What LinkedIn’s marketing prospects look like after its Bizo buy
What Bizo does is what marketing automation phrase-makers call “multichannel nurturing.” Most of that nurturing drives either email marketing or advertising re-targeting. In B2B marketing, it’s usually about lead generation and email lists — the path from white paper or webinar through Marketo to sale and back again.
Can LinkedIn pull it off?
LinkedIn’s marketing solutions revenue was $360 million in 2013, and was weighted towards ads and content marketing that complement LinkedIn’s main business of recruiting and career management. Ads for conferences, recruiting, and continuing education mix with consumer electronics and luxury goods. It has been developing its media business nicely, as we covered in a Gigaom Research report last year.
LinkedIn’s marketing revenue grew 36 percent year over year in Q1, and another 44 percent in Q2. If it manages a 40 percent growth rate for three straight years, it will get to $1 billion. However, according to the published document, it won’t be selling or integrating with Bizo in 2014. That rate is three times faster than those projected for most digital marketing categories outside of mobile and, as noted, LinkedIn’s ads aren’t all B2B yet.

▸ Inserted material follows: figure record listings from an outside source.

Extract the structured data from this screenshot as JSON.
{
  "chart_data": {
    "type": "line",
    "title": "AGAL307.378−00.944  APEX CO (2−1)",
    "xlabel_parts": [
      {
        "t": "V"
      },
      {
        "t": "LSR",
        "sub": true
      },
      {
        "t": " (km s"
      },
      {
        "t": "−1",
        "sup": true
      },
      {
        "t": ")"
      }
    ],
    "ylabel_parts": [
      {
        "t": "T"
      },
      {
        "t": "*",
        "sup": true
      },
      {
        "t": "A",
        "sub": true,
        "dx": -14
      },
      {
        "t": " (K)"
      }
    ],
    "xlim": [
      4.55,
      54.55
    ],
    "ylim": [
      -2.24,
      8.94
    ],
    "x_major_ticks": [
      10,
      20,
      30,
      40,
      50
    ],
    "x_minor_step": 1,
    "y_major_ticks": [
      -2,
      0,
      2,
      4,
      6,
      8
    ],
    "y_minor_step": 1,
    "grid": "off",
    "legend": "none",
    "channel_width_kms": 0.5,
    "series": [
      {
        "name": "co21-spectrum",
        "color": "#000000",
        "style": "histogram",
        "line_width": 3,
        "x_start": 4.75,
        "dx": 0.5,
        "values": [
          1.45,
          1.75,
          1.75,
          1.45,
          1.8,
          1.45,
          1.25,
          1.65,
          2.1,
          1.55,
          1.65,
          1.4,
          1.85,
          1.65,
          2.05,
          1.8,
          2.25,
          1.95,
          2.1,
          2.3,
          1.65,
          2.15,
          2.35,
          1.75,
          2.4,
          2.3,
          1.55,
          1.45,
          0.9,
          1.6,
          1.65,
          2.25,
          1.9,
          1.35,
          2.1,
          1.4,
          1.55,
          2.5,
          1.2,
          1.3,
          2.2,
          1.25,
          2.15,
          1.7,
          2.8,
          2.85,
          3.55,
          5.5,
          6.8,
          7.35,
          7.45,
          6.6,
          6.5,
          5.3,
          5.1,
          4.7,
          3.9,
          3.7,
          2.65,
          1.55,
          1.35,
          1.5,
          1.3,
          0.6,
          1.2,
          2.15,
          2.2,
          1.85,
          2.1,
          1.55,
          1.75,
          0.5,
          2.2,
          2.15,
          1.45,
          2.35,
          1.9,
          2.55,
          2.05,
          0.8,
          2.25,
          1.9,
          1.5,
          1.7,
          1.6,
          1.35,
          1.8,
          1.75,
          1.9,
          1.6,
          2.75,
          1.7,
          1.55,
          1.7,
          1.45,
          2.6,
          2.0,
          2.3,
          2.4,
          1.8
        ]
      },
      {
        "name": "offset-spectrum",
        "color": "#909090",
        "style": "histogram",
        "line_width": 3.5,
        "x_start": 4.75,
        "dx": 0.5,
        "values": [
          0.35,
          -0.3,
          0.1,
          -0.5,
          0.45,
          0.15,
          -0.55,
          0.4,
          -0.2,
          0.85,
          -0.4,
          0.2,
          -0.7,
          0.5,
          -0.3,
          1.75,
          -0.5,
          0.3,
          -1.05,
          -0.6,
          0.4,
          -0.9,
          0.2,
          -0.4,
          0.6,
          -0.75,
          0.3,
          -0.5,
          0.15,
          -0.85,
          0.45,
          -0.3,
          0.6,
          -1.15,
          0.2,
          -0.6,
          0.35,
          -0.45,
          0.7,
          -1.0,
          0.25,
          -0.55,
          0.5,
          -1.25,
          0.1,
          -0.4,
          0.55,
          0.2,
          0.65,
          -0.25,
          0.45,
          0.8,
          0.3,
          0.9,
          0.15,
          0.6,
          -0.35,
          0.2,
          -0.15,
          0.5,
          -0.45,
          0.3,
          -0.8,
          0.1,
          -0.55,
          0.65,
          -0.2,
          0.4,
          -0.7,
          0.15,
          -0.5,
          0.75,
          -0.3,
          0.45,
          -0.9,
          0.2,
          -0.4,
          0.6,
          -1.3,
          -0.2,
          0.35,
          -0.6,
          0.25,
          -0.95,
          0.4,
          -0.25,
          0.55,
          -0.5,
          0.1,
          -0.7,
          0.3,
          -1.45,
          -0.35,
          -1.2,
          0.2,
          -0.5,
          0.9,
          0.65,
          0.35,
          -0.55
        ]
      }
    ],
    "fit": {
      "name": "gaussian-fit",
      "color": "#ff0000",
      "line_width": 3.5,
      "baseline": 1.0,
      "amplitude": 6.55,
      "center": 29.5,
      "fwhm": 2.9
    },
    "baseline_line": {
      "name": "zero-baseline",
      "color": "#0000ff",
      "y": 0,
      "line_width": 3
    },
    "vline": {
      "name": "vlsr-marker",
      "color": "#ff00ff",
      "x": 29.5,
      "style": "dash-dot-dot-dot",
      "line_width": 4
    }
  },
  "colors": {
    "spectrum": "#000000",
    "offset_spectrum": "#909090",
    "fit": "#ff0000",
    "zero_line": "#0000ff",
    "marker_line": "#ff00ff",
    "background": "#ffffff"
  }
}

So let’s call it a stretch goal that depends on LinkedIn pulling off the following:
- Successfully integrating Bizo technologies and services, initially across display advertising, content marketing, email, and mobile. If Bizo – which was already one of the few companies with access to LinkedIn’s advertising API – had been doing this already, it would have cost more than $175 million. But with acquisition will come focus.
- Using Bizo’s publisher network to target and re-target desirable customers when they’re not on LinkedIn property. LinkedIn was doing this on a small scale on its own, but should do better with a network.
- Increasing the value of LinkedIn’s own inventory through similar re-targeting and “nurturing.” Facebook is successfully doing that with its exchange and third-party data integration; there’s no reason to think LinkedIn can’t do so.
- Adding to its portfolio of marketing offerings.
As for that last one, I always imagined LinkedIn would eventually try to create a marketplace for its users to sell things – other than jobs – to each other. LinkedIn has the right members, authenticated identity critical for business transactions, and a budding platform for reputation and authority ranking. B2B professional services would be a great place to start.
Digital marketing implications
A few weeks ago Spiceworks marketing VP Sanjay Castelino described to me a similar B2B marketing vision, but with the first hints of a marketplace. Spiceworks offers free management tools as a hook to build its community of small-business IT professionals, then sells ads, email, and content marketing to tech vendors who want to reach them. It gives tools to members so they can write RFQs, and has a pilot program with IBM to sell premium mobile device management. Spiceworks wants to automate its own customer “nurturing” process with analytics from its behavior and product ownership data.
Social and professional networks are uniquely positioned to build out this kind of marketing platform, but marketers need more variety. LinkedIn is killing Bizo’s business that sold data to other marketers looking to connect dots across channels, and with third- and first-party customer data. Do marketers really want their tools and analytics to come exclusively from the company selling them the ad inventory? Sounds like an inherent conflict of interest.
There’s a critical need for the independent marketing tech platforms I’ll be covering in Gigaom Research’s forthcoming Sector Roadmap. LinkedIn will have to support them with more than what we’ve seen from its lukewarm ad API efforts to-date.